11 October 2023
Controlling Qubits at Scale
In our newest paper we demonstrate a way of controlling qubits that can achieve low gate error rates, parallel qubit control & exclusive use of technologies that scale.
Designing architectures for quantum computing is hard because three things must be achieved:
Extremely low gate error rates that stay low as the number of qubits increases.
Parallel qubit control - the ability to perform different operations on all of the qubits at the same time*.
The exclusive use of technologies that can be built at scale and integrated into a single device.
There are many architectures which solve one or two of these challenges but none has yet achieved all three simultaneously. In our newest paper, published in Physical Review Letters, we demonstrate a way of controlling qubits that can.
We use a new technique, Forced-Motion Addressing, which makes it possible for large numbers of qubits to be controlled in parallel and with negligible error rates while using only one high-frequency qubit control line. It does this using simple control structures that can be integrated into chips built at scale on standard semiconductor production lines.
Here’s how it works.
The parallel control challenge
Qubits are controlled using high-frequency (either microwave or laser) signals. Most architectures approach the challenge of parallelising qubit control by supplying independent high-frequency signals to each qubit.
This approach works well for small processors where non-scalable techniques can be used, such as connecting one coaxial cable to the chip per qubit or shooting lasers over the surface of the chip.

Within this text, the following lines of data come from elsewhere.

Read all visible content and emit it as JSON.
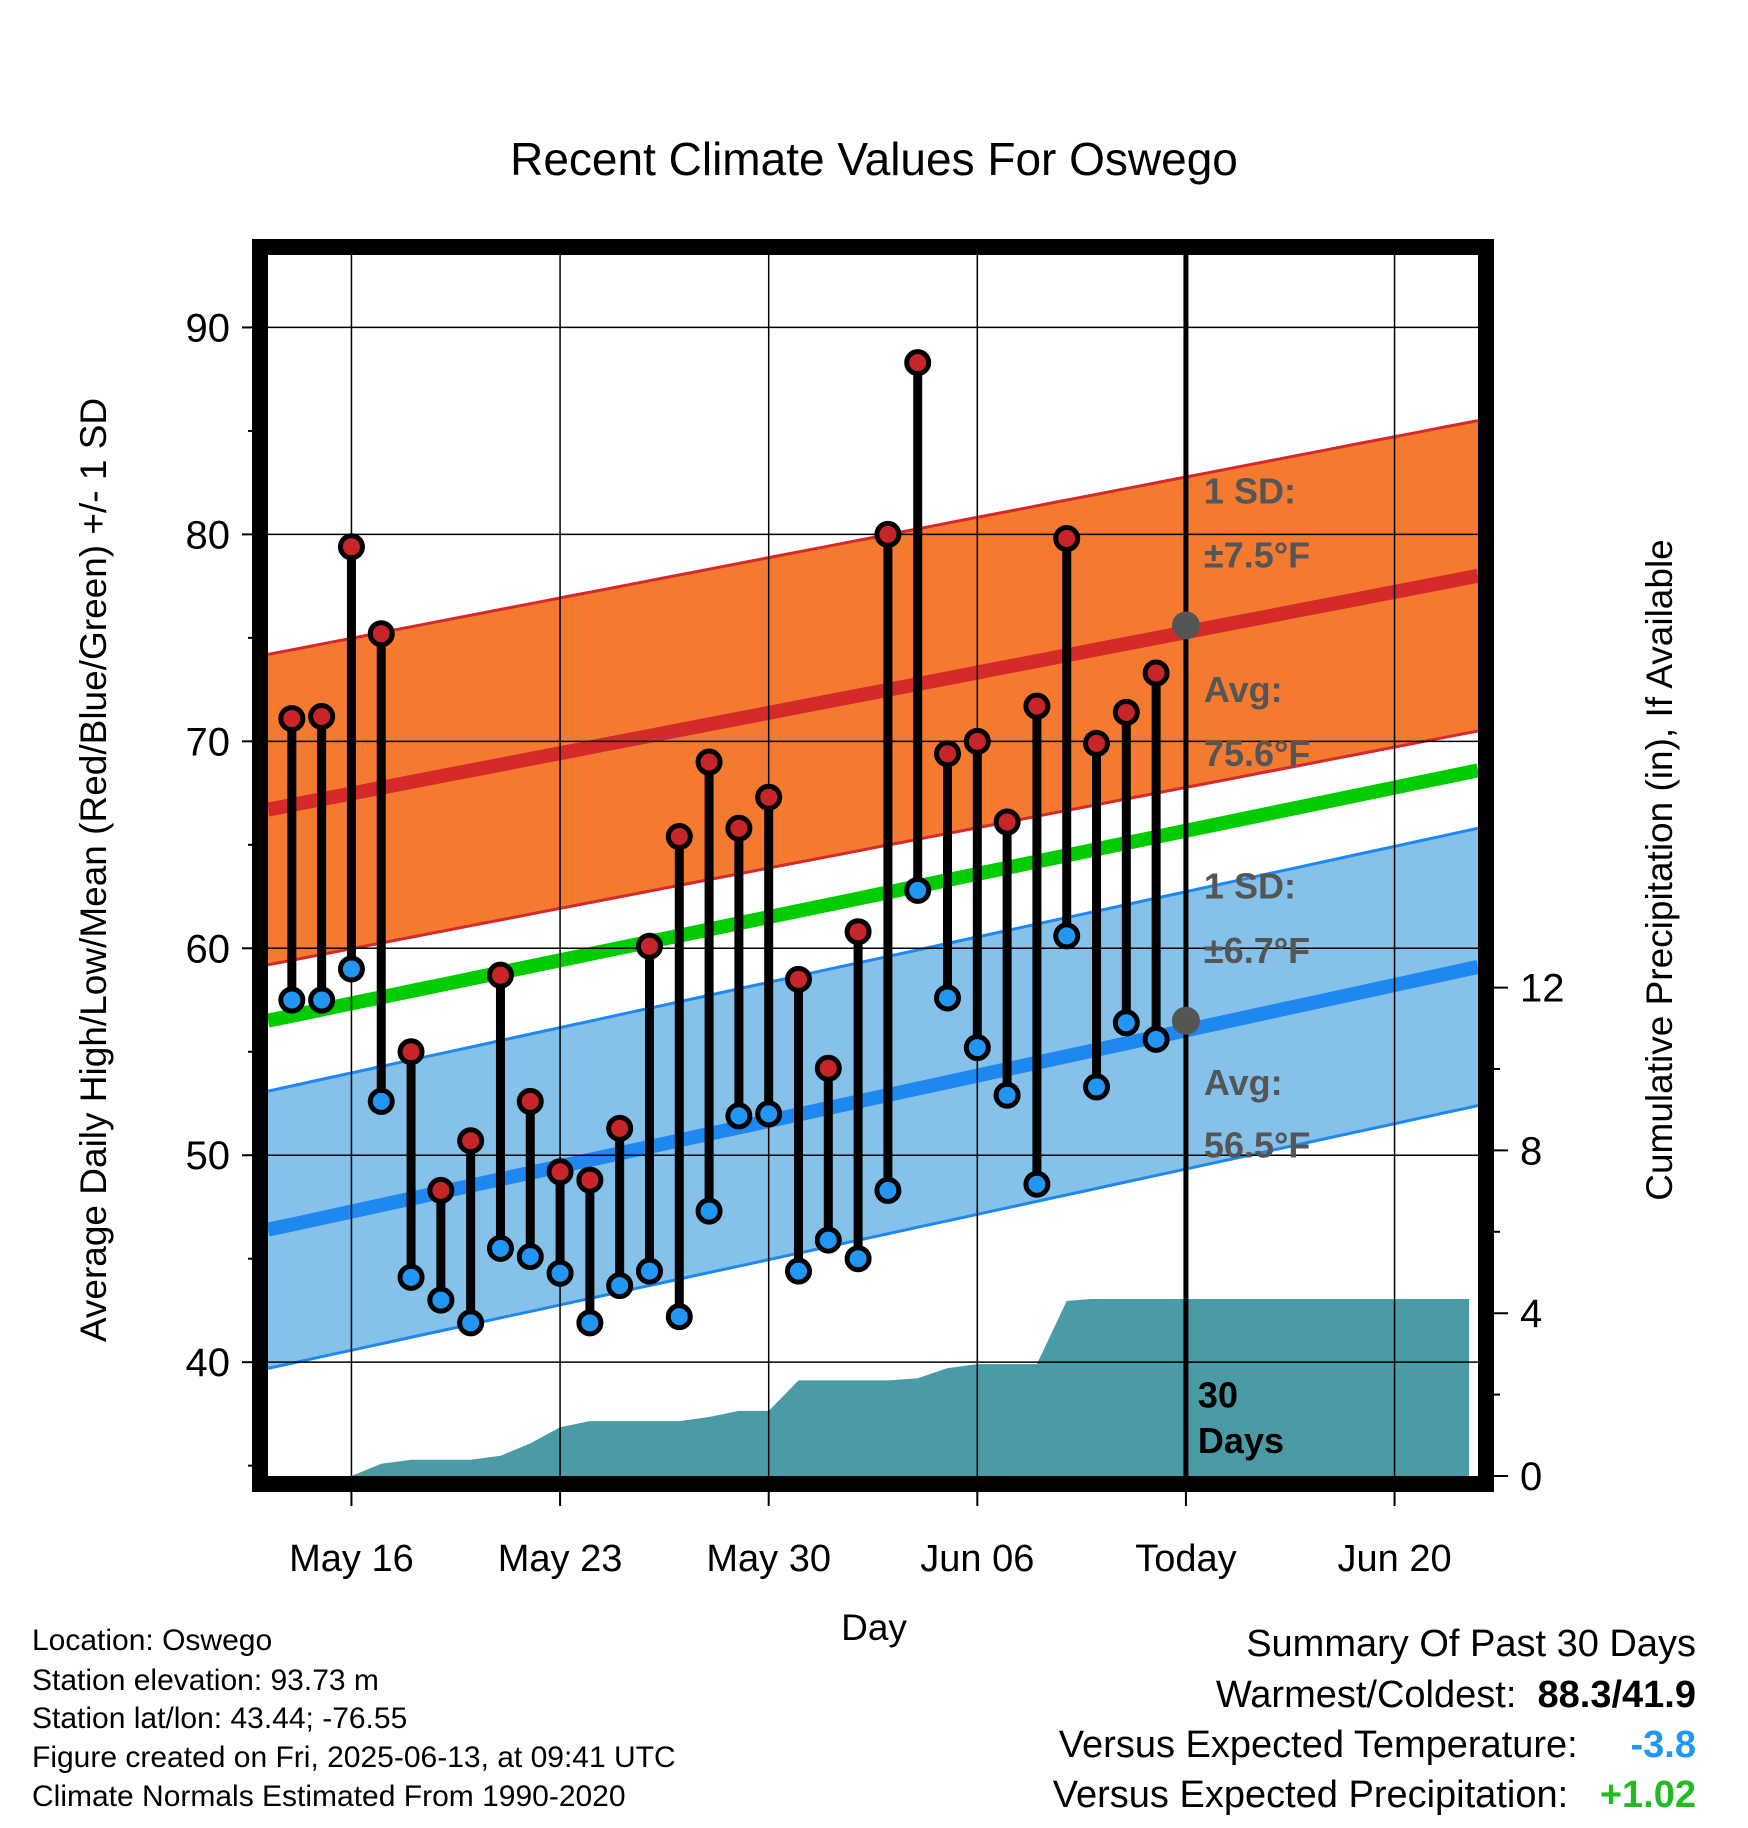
{
  "chart_data": {
    "type": "line",
    "title": "Recent Climate Values For Oswego",
    "xlabel": "Day",
    "ylabel": "Average Daily High/Low/Mean (Red/Blue/Green) +/- 1 SD",
    "ylabel_right": "Cumulative Precipitation (in), If Available",
    "x_tick_labels": [
      "May 16",
      "May 23",
      "May 30",
      "Jun 06",
      "Today",
      "Jun 20"
    ],
    "x_tick_days": [
      0,
      7,
      14,
      21,
      28,
      35
    ],
    "x_range_days": [
      -2.8,
      37.8
    ],
    "ylim": [
      34.5,
      93.5
    ],
    "y_ticks": [
      40,
      50,
      60,
      70,
      80,
      90
    ],
    "y2lim": [
      0,
      30
    ],
    "y2_ticks": [
      0,
      4,
      8,
      12
    ],
    "grid": true,
    "colors": {
      "high_band": "#f47a30",
      "high_line": "#d62a2a",
      "low_band": "#85c1e8",
      "low_line": "#1e88f0",
      "mean_line": "#00cc00",
      "precip_fill": "#4a9ba6",
      "high_dot": "#c8252a",
      "low_dot": "#2196f3",
      "annotation": "#555555"
    },
    "normals": {
      "high_mean_start": 66.7,
      "high_mean_end": 78.0,
      "high_sd": 7.5,
      "low_mean_start": 46.4,
      "low_mean_end": 59.1,
      "low_sd": 6.7,
      "mean_start": 56.5,
      "mean_end": 68.6
    },
    "annotations": {
      "high_sd_label": "1 SD:",
      "high_sd_value": "±7.5°F",
      "high_avg_label": "Avg:",
      "high_avg_value": "75.6°F",
      "low_sd_label": "1 SD:",
      "low_sd_value": "±6.7°F",
      "low_avg_label": "Avg:",
      "low_avg_value": "56.5°F",
      "period_number": "30",
      "period_unit": "Days"
    },
    "today_high_avg": 75.6,
    "today_low_avg": 56.5,
    "series": [
      {
        "name": "High",
        "days": [
          -2,
          -1,
          0,
          1,
          2,
          3,
          4,
          5,
          6,
          7,
          8,
          9,
          10,
          11,
          12,
          13,
          14,
          15,
          16,
          17,
          18,
          19,
          20,
          21,
          22,
          23,
          24,
          25,
          26,
          27
        ],
        "values": [
          71.1,
          71.2,
          79.4,
          75.2,
          55.0,
          48.3,
          50.7,
          58.7,
          52.6,
          49.2,
          48.8,
          51.3,
          60.1,
          65.4,
          69.0,
          65.8,
          67.3,
          58.5,
          54.2,
          60.8,
          80.0,
          88.3,
          69.4,
          70.0,
          66.1,
          71.7,
          79.8,
          69.9,
          71.4,
          73.3
        ]
      },
      {
        "name": "Low",
        "days": [
          -2,
          -1,
          0,
          1,
          2,
          3,
          4,
          5,
          6,
          7,
          8,
          9,
          10,
          11,
          12,
          13,
          14,
          15,
          16,
          17,
          18,
          19,
          20,
          21,
          22,
          23,
          24,
          25,
          26,
          27
        ],
        "values": [
          57.5,
          57.5,
          59.0,
          52.6,
          44.1,
          43.0,
          41.9,
          45.5,
          45.1,
          44.3,
          41.9,
          43.7,
          44.4,
          42.2,
          47.3,
          51.9,
          52.0,
          44.4,
          45.9,
          45.0,
          48.3,
          62.8,
          57.6,
          55.2,
          52.9,
          48.6,
          60.6,
          53.3,
          56.4,
          55.6
        ]
      },
      {
        "name": "Cumulative Precipitation",
        "days": [
          0,
          1,
          2,
          4,
          5,
          6,
          7,
          8,
          9,
          10,
          11,
          12,
          13,
          14,
          15,
          18,
          19,
          20,
          21,
          22,
          23,
          24,
          24.8,
          28,
          37.5
        ],
        "values": [
          0,
          0.3,
          0.4,
          0.4,
          0.5,
          0.8,
          1.2,
          1.35,
          1.35,
          1.35,
          1.35,
          1.45,
          1.6,
          1.6,
          2.35,
          2.35,
          2.4,
          2.65,
          2.75,
          2.75,
          2.75,
          4.3,
          4.35,
          4.35,
          4.35
        ]
      }
    ]
  },
  "info": {
    "location": "Location: Oswego",
    "elevation": "Station elevation: 93.73 m",
    "latlon": "Station lat/lon: 43.44; -76.55",
    "created": "Figure created on Fri, 2025-06-13, at 09:41 UTC",
    "normals": "Climate Normals Estimated From 1990-2020"
  },
  "summary": {
    "title": "Summary Of Past 30 Days",
    "warm_cold_label": "Warmest/Coldest:",
    "warm_cold_value": "88.3/41.9",
    "temp_label": "Versus Expected Temperature:",
    "temp_value": "-3.8",
    "temp_color": "#2196f3",
    "precip_label": "Versus Expected Precipitation:",
    "precip_value": "+1.02",
    "precip_color": "#22bb22"
  }
}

However, it becomes extremely challenging to make this approach work at scale and with low error rates for two reasons.
First: crosstalk. Interference between all the high-frequency signals makes it hard to keep errors low as the number of qubits increases.
Second, it is incredibly hard to build chips which implement these architectures at scale:
Just connecting thousands of microwave or optical signals to a chip is beyond the cutting edge of existing packaging technology - and that’s before one starts thinking about where those signals come from and how they get to the chip.

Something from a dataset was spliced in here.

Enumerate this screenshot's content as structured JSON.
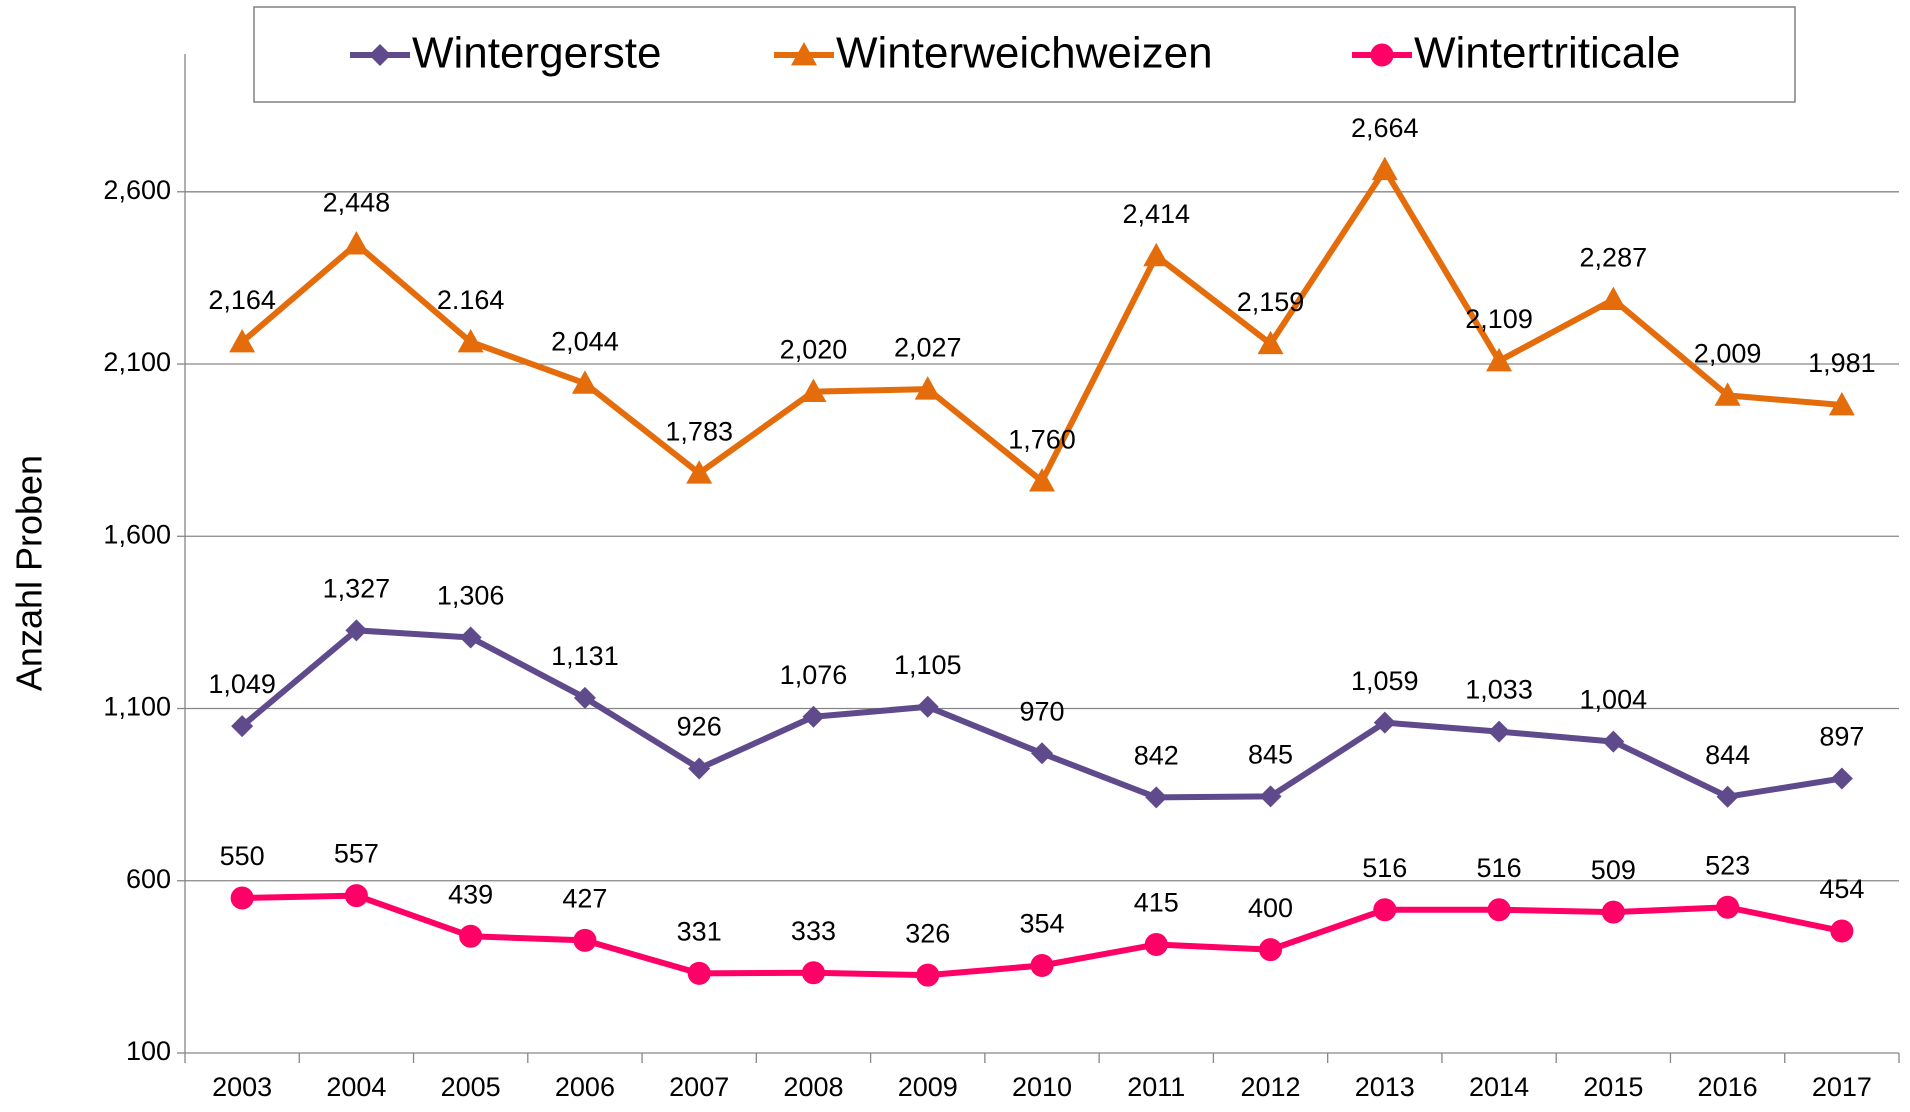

How does one fit all of the structures required to deliver these signals to the qubits into a crowded chip while managing cross-talk?
The power dissipated by all of these high-frequency signals needs to be managed and removed from the chips.
We need another way.
(a) A typical parallel qubit control architecture, with independent control structures and sources for each qubit. (b) The Forced-Motion Addressing architecture, where the qubits are controlled using a single high-frequency line combined with localised low-frequency electric fields.
Our approach introduces a new paradigm for qubit control, allowing a single high-frequency structure to control large numbers of qubits in parallel. It does this by leveraging another form of parallel control that’s already built into ion trap chips but not normally used for the qubit states: the electric fields used to trap ions and move them around the chip.
These electric fields are created by applying low-frequency voltages to trapping electrodes built into the ion-trap chip. These electrodes are engineered to allow individual ions to be moved around in parallel and with low cross-talk.
Crucially, the fact that these signals are low frequency and produced by small voltages makes them vastly easier to integrate at scale and with low cross-talk than the high-frequency qubit control signals. They dissipate almost no power and, thanks to our WISE architecture, we know how to build and wire them up at scale.
To date no one has used trapping electrodes for qubit control because ion qubits respond to magnetic not electric fields. This is where our new technique comes in: we use the trapping electrodes like switches to locally control the interaction between each qubit and a single, shared high-frequency line. As a result, even though all qubits see the same control field, their interaction with it is controlled by the electric fields.
The technique works by applying small (millivolt) oscillating voltages to the trapping electrodes to make the ions vibrate backwards and forwards inside the trap. These vibrations change how the ions respond to the high-frequency control field. As a result, the trapping electrodes can provide fully localised control of the qubits, despite the high-frequency qubit-control field being shared between all qubits.
Forced-Motion Addressing lets a single high-frequency line do all the heavy lifting for an entire chip, with small localised voltages telling each ion what gates to do in response. By reusing the transport electrodes for qubit control, it lets us achieve full parallel control while adding only minimal extra complexity to our chips.
Integrating large numbers of voltages into chips while managing interference is a well-solved problem in the microelectronics industry, and one that has already been solved to make the ion traps work.
If you’re interested to go deeper into how the technology works, read our paper, Coherent Control of Trapped-Ion Qubits with Localized Electric Fields
Built for scale
The real test of a quantum architecture is whether big computers are made from “more of the same” stuff that small computers are made of. Afterall, the purpose of building today’s small-scale quantum computers is to pave the way for tomorrow’s quantum supercomputers, but this only works if they’re built the same way and reach the same error rates.
Ion traps are the leading approach to quantum computing and have some of the most mature architectures around. Yet, large numbers of high-power, free-space laser beams and other non-scalable technologies still play critical roles in roadmaps. Not ours! A focus on building technology that scales is the heart of everything we do at Oxford Ionics.
*There is some nuance about exactly what one means by “at the same time”. Long story short, if the time it takes to perform a gate on each qubit increases linearly or worse with the number of qubits, it doesn’t count as parallel.